При современных технологиях клонирования любой человек, обладающий достаточными средствами, мог заказать свою копию. Чаще всех к этой биоуслуге прибегали одинокие незамужние женщины, по ряду причин лишенные возможности забеременеть. Так же в центр клонирования обращались супружеские пары, если кто-то из супругов страдал бесплодием. Бывали среди клиентов и закоренелые женоненавистники, желающие оставить наследство самим себе — ребенку без примеси женского ДНК. Такой клон ничем не отличался от естественно зачатого и выношенного ребенка. Он точно так же в течение девяти месяцев созревал в репродукционной камере. Однако это процедура стоила дорого и мало кому была по карману. Проще было прибегнуть к ЭКО или к услугам суррогатной матери. Что касается уже взрослых клонов, то их по ускоренной центаврианской технологии выращивали исключительно как органические заготовки для киборгов.
Идея пересадки мозга исходника в тело копии захватила Марка еще в медицинской школе. Его отец, тоже видный ученый, — он занимался биоинженерией, — оказался на том злосчастном пассажирском лайнере, «Посейдоне», который в прессе прозвали Звездным «Титаником». Лайнер потерпел крушение у Альфы Большого Пса, перед последним прыжком на Асцеллу. Причины крушения до сих пор оставались невыясненными. Винили то военных, то блуждающий астероид. Отец выжил, но сильно пострадал. Разрывы внутренних органов, множественные переломы, деформация позвоночника. И, как следствие, инвалидность. Как-то в минуты отчаяния он поделился с сыном безумной фантазией, которая, вероятно, посещает всех неизлечимо пострадавших в катастрофах, — проснуться наутро в новом здоровом теле.
— Это как перезалить свою личность из старого инфокристалла в новый, — признался он в своих мечтах сыну.
Марк тогда не придал значения его словам, молод был, нетерпелив, к тому же влюблен. Он задумался о них гораздо позже, когда отец, не в силах выносить беспомощного неподвижного прозябания, покончил с собой. Не помогли даже вживленные в спинной мозг нейроимпланты. Благодаря им отец мог какое-то время сидеть и даже работать, но очень скоро у него начинались сильные боли. Чтобы глушить эти боли, требовались сильнодействующие наркотические препараты. После краткого медикаментозного забытья наступала фаза неподвижности. Затем очередная попытка преодолеть свою немощь, и снова боль. После того как ушел отец, недолго продержалась и мать. Марк остался один.
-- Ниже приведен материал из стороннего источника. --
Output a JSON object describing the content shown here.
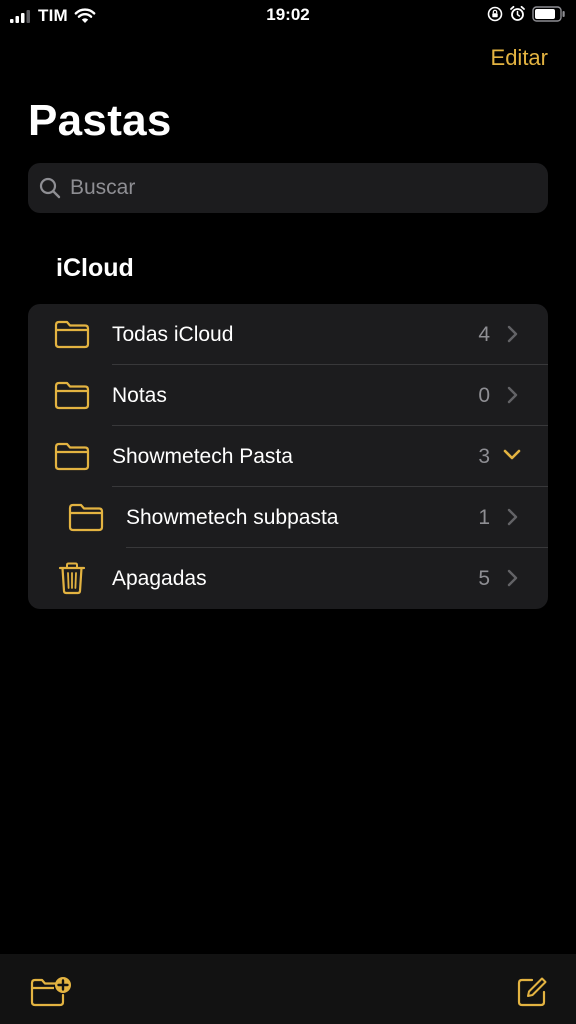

Он учился в высшей медицинской школе им. Тьерри де Мартеля.* Специализировался на нейрохирургии. Именно тогда, ассистируя профессору Крамеру на операции по удалению тромба, он подумал, что мозг его умершего отца был в идеальном состоянии. Это отметил даже патологоанатом в протоколе вскрытия. Ни тромба, ни микроинсульта, ни узелков, ни спаек, ни известковых отложений. Здоровый, идеально функционирующий мозг.
Когда-то, на заре трансплантологии, органы трагически погибших людей могли спасти чью-то жизнь. Существовал единый донорский банк. Многие люди носили с собой паспорта доноров, в которых указывалась группа крови и давалось разрешение на пересадку. Потом надобность в этом отпала. Органы выращивали и печатали. Только мозг нельзя было пересадить. Вот даже такой здоровый, как у его отца.
А почему, собственно? Потому что мозг не просто узкоспециализированный девайс, как почка или поджелудочная железа. Мозг — это сам человек, личность. Мозг — это память, способности, эмоции. Мозг — это центр, средоточие разума, это, в конце концов, сама вселенная.
Если пересадить почку, то она займется тем же, чем и занималась в предшествующем теле — будет очищать кровь. Если пересадить поджелудочную железу, то она будет заниматься привычным делом — вырабатывать инсулин. А вот что будет делать пересаженный мозг? Возродится ли прежняя личность? Или при пересадке прежняя личность сотрется? Сохранятся ли воспоминания, навыки, привычки, знания? Или тому, кто получит этот мозг, придется всему учится заново? Это будет взрослый младенец? Тогда есть ли во всем этом смысл?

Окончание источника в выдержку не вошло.